Anfängliche Zustimmung zur Instagram-Seite kippte

Der Account sei anfangs mit Zustimmung der Nonnen betrieben worden, sagte Windhager. "Die Schwestern haben immer betont, dass die Instagram-Seite zunächst eine gute Sache war." Als der Betreiber den Kanal zunehmend gegen den Willen der Frauen für Werbezwecke benutzte, sei es zum Konflikt gekommen. Der Mann bewarb etwa geweihte Rosenkränze oder Mineralwasser in Dosen, ohne die Klosterschwestern darüber bzw. vollständig darüber zu informieren. Auf Aufforderungen mit anwaltlichen Mahnschreiben, dies zu unterlassen, reagierte er nicht. "Die Nonnen waren fassungslos, wie er sich über sie hinweggesetzt hat", sagte Windhager.

Teil der am Montag erzielten Vereinbarung ist auch, dass ein Bild, das eine der Nonnen ohne ihren Schleier zeigt, nicht mehr verbreitet werden darf.
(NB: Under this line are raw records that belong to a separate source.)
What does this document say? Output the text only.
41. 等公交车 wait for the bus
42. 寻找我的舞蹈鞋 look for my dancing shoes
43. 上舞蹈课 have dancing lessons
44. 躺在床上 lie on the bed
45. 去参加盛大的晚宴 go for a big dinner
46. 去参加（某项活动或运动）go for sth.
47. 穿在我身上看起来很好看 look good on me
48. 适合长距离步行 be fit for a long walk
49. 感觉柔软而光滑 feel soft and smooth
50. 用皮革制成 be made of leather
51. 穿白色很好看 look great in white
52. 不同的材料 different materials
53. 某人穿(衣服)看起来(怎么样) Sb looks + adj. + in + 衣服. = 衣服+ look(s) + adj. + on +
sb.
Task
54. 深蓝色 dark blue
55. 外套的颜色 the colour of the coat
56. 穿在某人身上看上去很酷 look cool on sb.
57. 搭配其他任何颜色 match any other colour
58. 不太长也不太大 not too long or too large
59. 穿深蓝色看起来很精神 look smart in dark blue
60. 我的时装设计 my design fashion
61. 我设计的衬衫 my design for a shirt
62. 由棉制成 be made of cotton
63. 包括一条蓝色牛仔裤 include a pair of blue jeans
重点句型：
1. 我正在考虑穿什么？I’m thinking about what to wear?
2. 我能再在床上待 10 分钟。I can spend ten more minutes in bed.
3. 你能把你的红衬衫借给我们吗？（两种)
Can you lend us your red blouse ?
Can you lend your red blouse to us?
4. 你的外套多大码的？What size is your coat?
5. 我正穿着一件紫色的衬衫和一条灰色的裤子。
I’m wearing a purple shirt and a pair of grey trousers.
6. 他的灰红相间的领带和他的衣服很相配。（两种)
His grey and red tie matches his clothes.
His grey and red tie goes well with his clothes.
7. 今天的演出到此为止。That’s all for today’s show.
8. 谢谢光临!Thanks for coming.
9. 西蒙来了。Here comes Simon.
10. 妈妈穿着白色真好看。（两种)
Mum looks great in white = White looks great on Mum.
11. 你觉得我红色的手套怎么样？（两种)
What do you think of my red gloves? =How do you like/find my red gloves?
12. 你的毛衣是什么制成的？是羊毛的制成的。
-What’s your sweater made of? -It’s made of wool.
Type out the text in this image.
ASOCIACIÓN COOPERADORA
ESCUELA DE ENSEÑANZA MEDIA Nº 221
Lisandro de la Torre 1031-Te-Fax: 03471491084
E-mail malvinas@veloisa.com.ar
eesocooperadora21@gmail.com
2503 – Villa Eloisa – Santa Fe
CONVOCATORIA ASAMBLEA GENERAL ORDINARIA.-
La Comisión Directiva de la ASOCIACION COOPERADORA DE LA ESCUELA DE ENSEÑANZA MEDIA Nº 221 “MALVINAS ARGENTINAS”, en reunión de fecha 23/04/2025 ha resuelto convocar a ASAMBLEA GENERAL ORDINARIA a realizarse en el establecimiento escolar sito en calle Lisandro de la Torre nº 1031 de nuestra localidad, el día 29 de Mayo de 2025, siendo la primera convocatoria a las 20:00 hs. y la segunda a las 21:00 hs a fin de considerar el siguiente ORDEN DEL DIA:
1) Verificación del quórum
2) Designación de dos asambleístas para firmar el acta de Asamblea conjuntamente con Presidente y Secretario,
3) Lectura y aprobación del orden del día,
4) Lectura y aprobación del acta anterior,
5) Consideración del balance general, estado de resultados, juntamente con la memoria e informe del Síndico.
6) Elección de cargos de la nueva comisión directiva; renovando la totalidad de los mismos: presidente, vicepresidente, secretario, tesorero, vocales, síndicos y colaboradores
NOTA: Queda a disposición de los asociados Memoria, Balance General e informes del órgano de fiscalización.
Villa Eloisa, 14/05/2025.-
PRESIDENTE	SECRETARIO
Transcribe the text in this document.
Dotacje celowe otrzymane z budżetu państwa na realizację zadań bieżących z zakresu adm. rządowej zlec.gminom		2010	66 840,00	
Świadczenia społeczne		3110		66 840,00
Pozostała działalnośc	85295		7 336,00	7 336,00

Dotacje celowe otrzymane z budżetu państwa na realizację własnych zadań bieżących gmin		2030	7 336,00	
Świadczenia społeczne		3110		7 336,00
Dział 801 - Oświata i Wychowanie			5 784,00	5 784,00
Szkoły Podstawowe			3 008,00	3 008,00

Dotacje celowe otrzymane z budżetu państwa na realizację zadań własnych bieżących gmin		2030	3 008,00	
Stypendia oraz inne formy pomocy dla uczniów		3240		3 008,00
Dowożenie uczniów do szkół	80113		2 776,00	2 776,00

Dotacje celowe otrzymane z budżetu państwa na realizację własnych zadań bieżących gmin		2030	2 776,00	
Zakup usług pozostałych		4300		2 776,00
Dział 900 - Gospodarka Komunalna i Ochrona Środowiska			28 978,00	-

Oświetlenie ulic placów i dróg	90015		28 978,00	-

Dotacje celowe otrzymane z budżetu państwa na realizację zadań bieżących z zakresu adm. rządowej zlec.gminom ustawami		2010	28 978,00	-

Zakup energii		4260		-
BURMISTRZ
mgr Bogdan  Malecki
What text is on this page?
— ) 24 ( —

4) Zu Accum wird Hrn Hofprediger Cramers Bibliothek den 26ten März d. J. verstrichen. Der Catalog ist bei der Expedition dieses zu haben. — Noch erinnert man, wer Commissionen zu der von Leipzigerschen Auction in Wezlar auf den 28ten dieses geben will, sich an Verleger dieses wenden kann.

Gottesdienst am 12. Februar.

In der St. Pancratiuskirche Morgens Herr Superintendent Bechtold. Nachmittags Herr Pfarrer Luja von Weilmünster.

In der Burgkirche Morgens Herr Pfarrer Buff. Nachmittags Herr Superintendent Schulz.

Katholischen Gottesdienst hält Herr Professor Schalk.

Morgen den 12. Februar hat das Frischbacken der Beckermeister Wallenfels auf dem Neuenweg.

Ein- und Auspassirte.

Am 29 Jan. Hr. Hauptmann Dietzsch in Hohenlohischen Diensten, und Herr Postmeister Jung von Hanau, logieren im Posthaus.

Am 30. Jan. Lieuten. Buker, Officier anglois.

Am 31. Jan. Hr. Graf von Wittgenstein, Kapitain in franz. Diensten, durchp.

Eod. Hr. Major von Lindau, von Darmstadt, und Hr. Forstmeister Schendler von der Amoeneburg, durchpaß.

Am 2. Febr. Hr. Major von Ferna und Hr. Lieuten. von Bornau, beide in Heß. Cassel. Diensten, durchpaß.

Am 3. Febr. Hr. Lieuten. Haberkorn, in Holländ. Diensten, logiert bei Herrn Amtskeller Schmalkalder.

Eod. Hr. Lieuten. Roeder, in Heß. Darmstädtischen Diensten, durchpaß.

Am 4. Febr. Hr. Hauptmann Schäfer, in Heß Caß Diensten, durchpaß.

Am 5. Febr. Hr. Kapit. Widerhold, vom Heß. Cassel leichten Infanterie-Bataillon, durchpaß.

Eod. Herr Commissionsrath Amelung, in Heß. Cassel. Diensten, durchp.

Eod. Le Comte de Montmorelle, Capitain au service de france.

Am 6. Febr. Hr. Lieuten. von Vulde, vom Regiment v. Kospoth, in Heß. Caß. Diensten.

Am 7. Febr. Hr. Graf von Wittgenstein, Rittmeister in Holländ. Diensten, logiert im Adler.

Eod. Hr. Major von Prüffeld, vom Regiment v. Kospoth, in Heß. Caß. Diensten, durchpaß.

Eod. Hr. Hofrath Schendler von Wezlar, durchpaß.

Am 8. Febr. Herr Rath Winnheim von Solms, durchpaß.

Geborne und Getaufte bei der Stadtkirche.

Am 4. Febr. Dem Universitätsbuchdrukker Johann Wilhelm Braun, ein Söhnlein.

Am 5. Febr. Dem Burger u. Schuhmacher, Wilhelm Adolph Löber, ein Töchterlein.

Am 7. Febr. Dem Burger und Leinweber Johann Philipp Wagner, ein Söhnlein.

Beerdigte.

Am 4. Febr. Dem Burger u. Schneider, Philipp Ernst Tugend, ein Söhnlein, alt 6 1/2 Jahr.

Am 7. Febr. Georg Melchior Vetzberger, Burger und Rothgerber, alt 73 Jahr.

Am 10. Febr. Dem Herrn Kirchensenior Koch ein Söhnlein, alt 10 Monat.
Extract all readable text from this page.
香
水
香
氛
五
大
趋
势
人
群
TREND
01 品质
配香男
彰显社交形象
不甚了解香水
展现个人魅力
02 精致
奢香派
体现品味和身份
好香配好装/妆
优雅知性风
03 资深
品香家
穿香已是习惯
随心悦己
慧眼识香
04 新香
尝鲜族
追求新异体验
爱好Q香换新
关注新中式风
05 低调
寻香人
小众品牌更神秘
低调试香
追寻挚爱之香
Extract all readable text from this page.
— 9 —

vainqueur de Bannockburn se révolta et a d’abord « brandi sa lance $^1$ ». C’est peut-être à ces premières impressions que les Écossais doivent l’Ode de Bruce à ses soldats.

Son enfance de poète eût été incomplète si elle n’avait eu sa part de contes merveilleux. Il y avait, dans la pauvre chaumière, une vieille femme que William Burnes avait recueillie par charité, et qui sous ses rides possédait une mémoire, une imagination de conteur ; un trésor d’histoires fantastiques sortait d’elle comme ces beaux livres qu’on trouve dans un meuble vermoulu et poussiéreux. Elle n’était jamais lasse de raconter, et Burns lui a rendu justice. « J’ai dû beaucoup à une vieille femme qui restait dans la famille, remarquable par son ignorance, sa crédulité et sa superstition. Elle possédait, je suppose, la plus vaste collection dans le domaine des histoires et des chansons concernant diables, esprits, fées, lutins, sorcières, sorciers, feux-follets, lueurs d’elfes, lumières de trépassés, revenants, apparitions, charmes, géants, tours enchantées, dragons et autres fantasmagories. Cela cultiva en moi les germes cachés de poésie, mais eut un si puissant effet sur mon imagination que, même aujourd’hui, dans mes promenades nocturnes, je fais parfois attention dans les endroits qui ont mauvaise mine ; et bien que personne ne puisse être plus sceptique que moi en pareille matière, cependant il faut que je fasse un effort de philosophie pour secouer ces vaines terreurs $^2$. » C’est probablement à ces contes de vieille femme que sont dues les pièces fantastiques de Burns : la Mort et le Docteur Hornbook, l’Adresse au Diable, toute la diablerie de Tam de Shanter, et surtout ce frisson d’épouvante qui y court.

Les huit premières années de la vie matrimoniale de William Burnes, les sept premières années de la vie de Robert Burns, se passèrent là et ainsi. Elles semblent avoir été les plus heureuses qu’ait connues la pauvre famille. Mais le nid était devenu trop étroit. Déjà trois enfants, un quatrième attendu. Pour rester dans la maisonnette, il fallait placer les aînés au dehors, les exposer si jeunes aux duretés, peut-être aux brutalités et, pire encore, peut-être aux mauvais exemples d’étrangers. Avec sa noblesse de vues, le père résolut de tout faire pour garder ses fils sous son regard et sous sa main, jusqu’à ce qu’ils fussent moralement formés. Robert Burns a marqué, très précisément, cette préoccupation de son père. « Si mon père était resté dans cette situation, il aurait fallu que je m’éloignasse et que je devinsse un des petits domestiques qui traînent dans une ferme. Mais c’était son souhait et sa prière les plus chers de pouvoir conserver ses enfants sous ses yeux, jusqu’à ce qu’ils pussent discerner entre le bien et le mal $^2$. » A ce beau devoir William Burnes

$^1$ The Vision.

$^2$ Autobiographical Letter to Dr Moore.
In einem dritten Aspekt wird die Entscheidung der Richterin schriftlich ergehen. Der Betreiber hatte auf der Instagram-Seite der Sprecherin der Schwestern unterstellt, die Nonnen zu manipulieren und für das Fehlen von Spendengeldern verantwortlich zu sein. Auch diese Behauptung bekämpft Windhager vor Gericht.

Neuer Auftritt als "church_fluencer"

Der Betreiber der Instagram-Seite wollte sich am Dienstag gegenüber der APA nicht zum Verfahren äußern. Er wolle zunächst auf die schriftliche Entscheidung der Richterin warten. Die Instagram-Seite hat er aber bereits von "nonnen_goldenstein" auf "church_fluencer" umbenannt. Ganz ohne eigenen Auftritt in den sozialen Medien müssen die drei Nonnen dennoch nicht auskommen. Mit "realnonnengoldenstein" hat der Unterstützerkreis der Frauen bereits Mitte Dezember einen neuen Account auf Instagram ins Leben gerufen. Zuletzt folgten rund 4.500 Menschen die Seite.

Der Fall der drei Ordensfrauen hatte in den vergangenen Monaten weltweit für Aufmerksamkeit gesorgt. Die Nonnen waren nach einem vorangegangenen Aufenthalt in einem Seniorenheim gegen den Willen ihres Oberen in ihr früheres Kloster zurückgekehrt.